Accord d'entreprise "Accord sur l'aménagement du temps de travail" chez PICTARINE (Siège)

Cet accord signé entre la direction de PICTARINE et les représentants des salariés le 2020-07-07 est le résultat de la négociation sur sur le forfait jours ou le forfait heures, les heures supplémentaires, les congés payés, RTT et autres jours chômés.

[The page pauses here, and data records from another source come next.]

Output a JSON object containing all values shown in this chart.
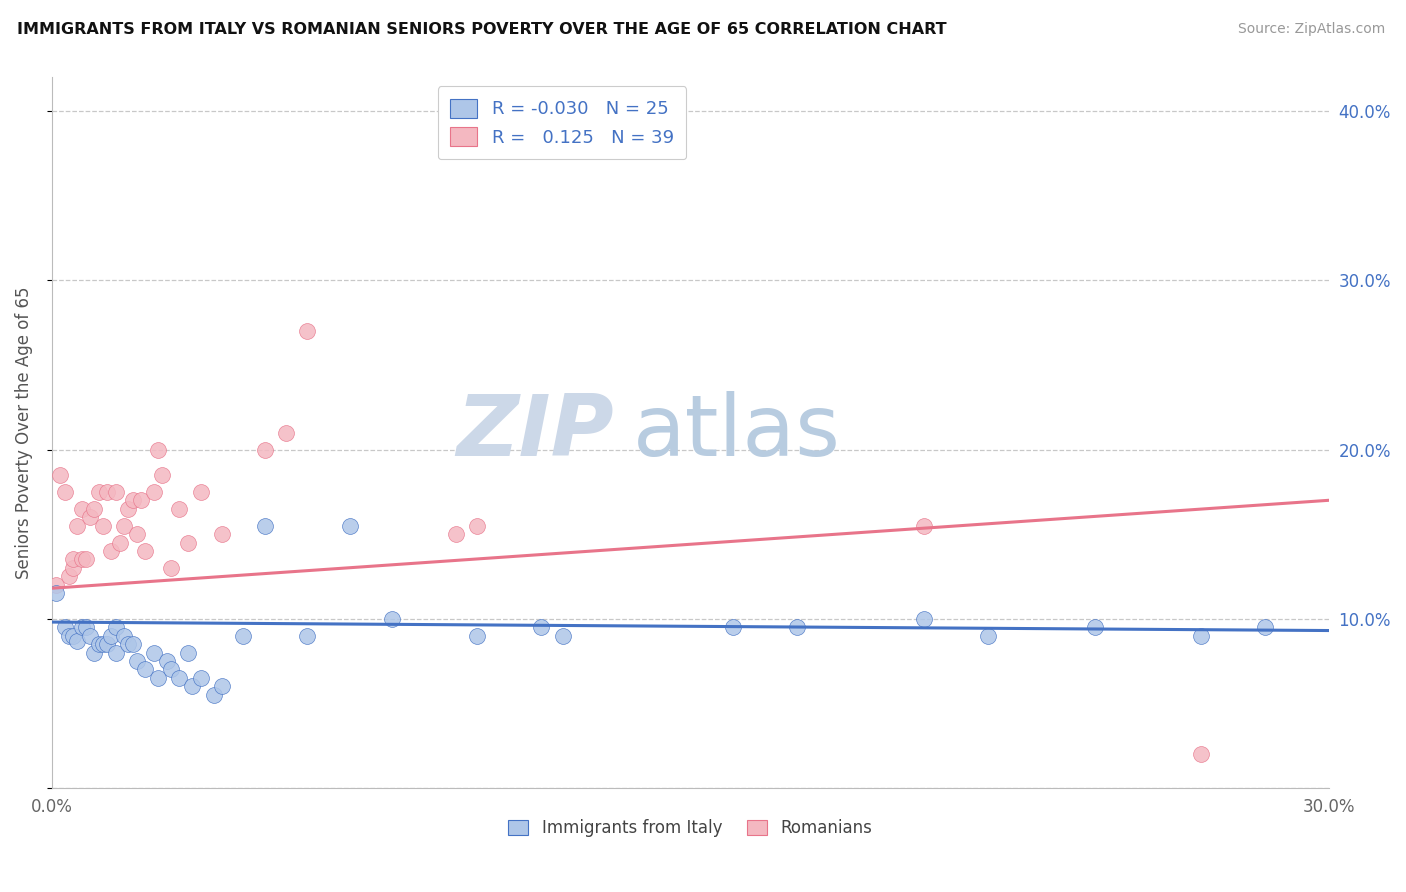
{
  "title": "IMMIGRANTS FROM ITALY VS ROMANIAN SENIORS POVERTY OVER THE AGE OF 65 CORRELATION CHART",
  "source": "Source: ZipAtlas.com",
  "ylabel": "Seniors Poverty Over the Age of 65",
  "xlim": [
    0.0,
    0.3
  ],
  "ylim": [
    0.0,
    0.42
  ],
  "background_color": "#ffffff",
  "grid_color": "#c8c8c8",
  "italy_color": "#aec6e8",
  "italy_line_color": "#4472c4",
  "romania_color": "#f4b8c1",
  "romania_line_color": "#e8748a",
  "watermark_zip": "ZIP",
  "watermark_atlas": "atlas",
  "watermark_color_zip": "#c8d8e8",
  "watermark_color_atlas": "#b8cce0",
  "scatter_size": 130,
  "italy_scatter_x": [
    0.001,
    0.003,
    0.004,
    0.005,
    0.006,
    0.007,
    0.008,
    0.009,
    0.01,
    0.011,
    0.012,
    0.013,
    0.014,
    0.015,
    0.015,
    0.017,
    0.018,
    0.019,
    0.02,
    0.022,
    0.024,
    0.025,
    0.027,
    0.028,
    0.03,
    0.032,
    0.033,
    0.035,
    0.038,
    0.04,
    0.045,
    0.05,
    0.06,
    0.07,
    0.08,
    0.1,
    0.115,
    0.12,
    0.16,
    0.175,
    0.205,
    0.22,
    0.245,
    0.27,
    0.285
  ],
  "italy_scatter_y": [
    0.115,
    0.095,
    0.09,
    0.09,
    0.087,
    0.095,
    0.095,
    0.09,
    0.08,
    0.085,
    0.085,
    0.085,
    0.09,
    0.08,
    0.095,
    0.09,
    0.085,
    0.085,
    0.075,
    0.07,
    0.08,
    0.065,
    0.075,
    0.07,
    0.065,
    0.08,
    0.06,
    0.065,
    0.055,
    0.06,
    0.09,
    0.155,
    0.09,
    0.155,
    0.1,
    0.09,
    0.095,
    0.09,
    0.095,
    0.095,
    0.1,
    0.09,
    0.095,
    0.09,
    0.095
  ],
  "romania_scatter_x": [
    0.001,
    0.002,
    0.003,
    0.004,
    0.005,
    0.005,
    0.006,
    0.007,
    0.007,
    0.008,
    0.009,
    0.01,
    0.011,
    0.012,
    0.013,
    0.014,
    0.015,
    0.016,
    0.017,
    0.018,
    0.019,
    0.02,
    0.021,
    0.022,
    0.024,
    0.025,
    0.026,
    0.028,
    0.03,
    0.032,
    0.035,
    0.04,
    0.05,
    0.055,
    0.06,
    0.095,
    0.1,
    0.205,
    0.27
  ],
  "romania_scatter_y": [
    0.12,
    0.185,
    0.175,
    0.125,
    0.13,
    0.135,
    0.155,
    0.135,
    0.165,
    0.135,
    0.16,
    0.165,
    0.175,
    0.155,
    0.175,
    0.14,
    0.175,
    0.145,
    0.155,
    0.165,
    0.17,
    0.15,
    0.17,
    0.14,
    0.175,
    0.2,
    0.185,
    0.13,
    0.165,
    0.145,
    0.175,
    0.15,
    0.2,
    0.21,
    0.27,
    0.15,
    0.155,
    0.155,
    0.02
  ],
  "italy_trend_x0": 0.0,
  "italy_trend_y0": 0.098,
  "italy_trend_x1": 0.3,
  "italy_trend_y1": 0.093,
  "romania_trend_x0": 0.0,
  "romania_trend_y0": 0.118,
  "romania_trend_x1": 0.3,
  "romania_trend_y1": 0.17
}
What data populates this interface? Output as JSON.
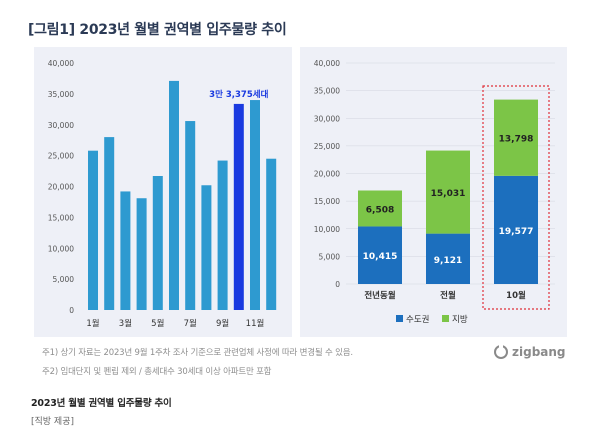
{
  "title": "[그림1]  2023년 월별 권역별 입주물량 추이",
  "notes": [
    "주1) 상기 자료는 2023년 9월 1주차 조사 기준으로 관련업체 사정에 따라 변경될 수 있음.",
    "주2) 임대단지 및 펜립 제외 / 총세대수 30세대 이상 아파트만 포함"
  ],
  "logo": {
    "text": "zigbang"
  },
  "caption": "2023년 월별 권역별 입주물량 추이",
  "source": "[직방 제공]",
  "colors": {
    "bar_blue": "#2e9ad0",
    "bar_highlight": "#1a3ae0",
    "metro": "#1c6fbe",
    "local": "#7cc547",
    "panel_bg": "#eef0f7",
    "highlight_box": "#e0303a"
  },
  "chart_data": [
    {
      "type": "bar",
      "categories": [
        "1월",
        "2월",
        "3월",
        "4월",
        "5월",
        "6월",
        "7월",
        "8월",
        "9월",
        "10월",
        "11월",
        "12월"
      ],
      "tick_labels": [
        "1월",
        "",
        "3월",
        "",
        "5월",
        "",
        "7월",
        "",
        "9월",
        "",
        "11월",
        ""
      ],
      "values": [
        25800,
        28000,
        19200,
        18100,
        21700,
        37100,
        30600,
        20200,
        24200,
        33375,
        34000,
        24500
      ],
      "highlight_index": 9,
      "annotation": "3만 3,375세대",
      "yticks": [
        "0",
        "5,000",
        "10,000",
        "15,000",
        "20,000",
        "25,000",
        "30,000",
        "35,000",
        "40,000"
      ],
      "ylim": [
        0,
        40000
      ]
    },
    {
      "type": "bar",
      "stacked": true,
      "categories": [
        "전년동월",
        "전월",
        "10월"
      ],
      "series": [
        {
          "name": "수도권",
          "values": [
            10415,
            9121,
            19577
          ],
          "labels": [
            "10,415",
            "9,121",
            "19,577"
          ]
        },
        {
          "name": "지방",
          "values": [
            6508,
            15031,
            13798
          ],
          "labels": [
            "6,508",
            "15,031",
            "13,798"
          ]
        }
      ],
      "highlight_index": 2,
      "yticks": [
        "0",
        "5,000",
        "10,000",
        "15,000",
        "20,000",
        "25,000",
        "30,000",
        "35,000",
        "40,000"
      ],
      "ylim": [
        0,
        40000
      ],
      "legend_position": "bottom"
    }
  ]
}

Périmètre d'application de la convention signée entre l'entreprise et les représentants des salariés

Numero : T03120006378
Date de signature : 2020-07-07
Nature : Accord
Raison sociale : PICTARINE
Etablissement : 52139146600047 Siège

Jours de repos : les points clés de la négociation

La négociation s'est portée sur les thèmes suivants

Conditions du dispositif jours de repos pour les salariés : le texte complet de l'accord du 2020-07-07

ACCORD SUR L'AMÉNAGEMENT DU TEMPS DE TRAVAIL

ENTRE :

La société PICTARINE

Société par Actions Simplifiée

Immatriculée au RCS de Toulouse sous le n°521 391 466

Dont le siège social est situé 298, allée du Lac – 31670 LABEGE

Représentée aux fins des présentes par Monsieur xxxxxxx, en sa qualité de Président, dûment habilité

Code NAF 6202B

Dont les cotisations de sécurité sociale sont versées sous le numéro : 737 181631896 à l'URSSAF de Midi-Pyrénées (737) 31061 TOULOUSE CEDEX 09

Ci-après « la Société »,

D’une part,

ET :

L’ensemble du personnel de la société, statuant à la majorité des deux tiers conformément aux dispositions des articles L. 2232-21, L. 2232-22 et R. 2232-10 à R. 2232-13 du Code du travail, suivant procès-verbal de ratification annexé aux présentes,

D’autre part,

PREAMBULE

Pictarine a l’ambition de créer, pour les membres de son équipe un environnement et des conditions de travail qui favorisent au quotidien leur créativité, leur sens des responsabilités, leur autonomie et leur efficacité.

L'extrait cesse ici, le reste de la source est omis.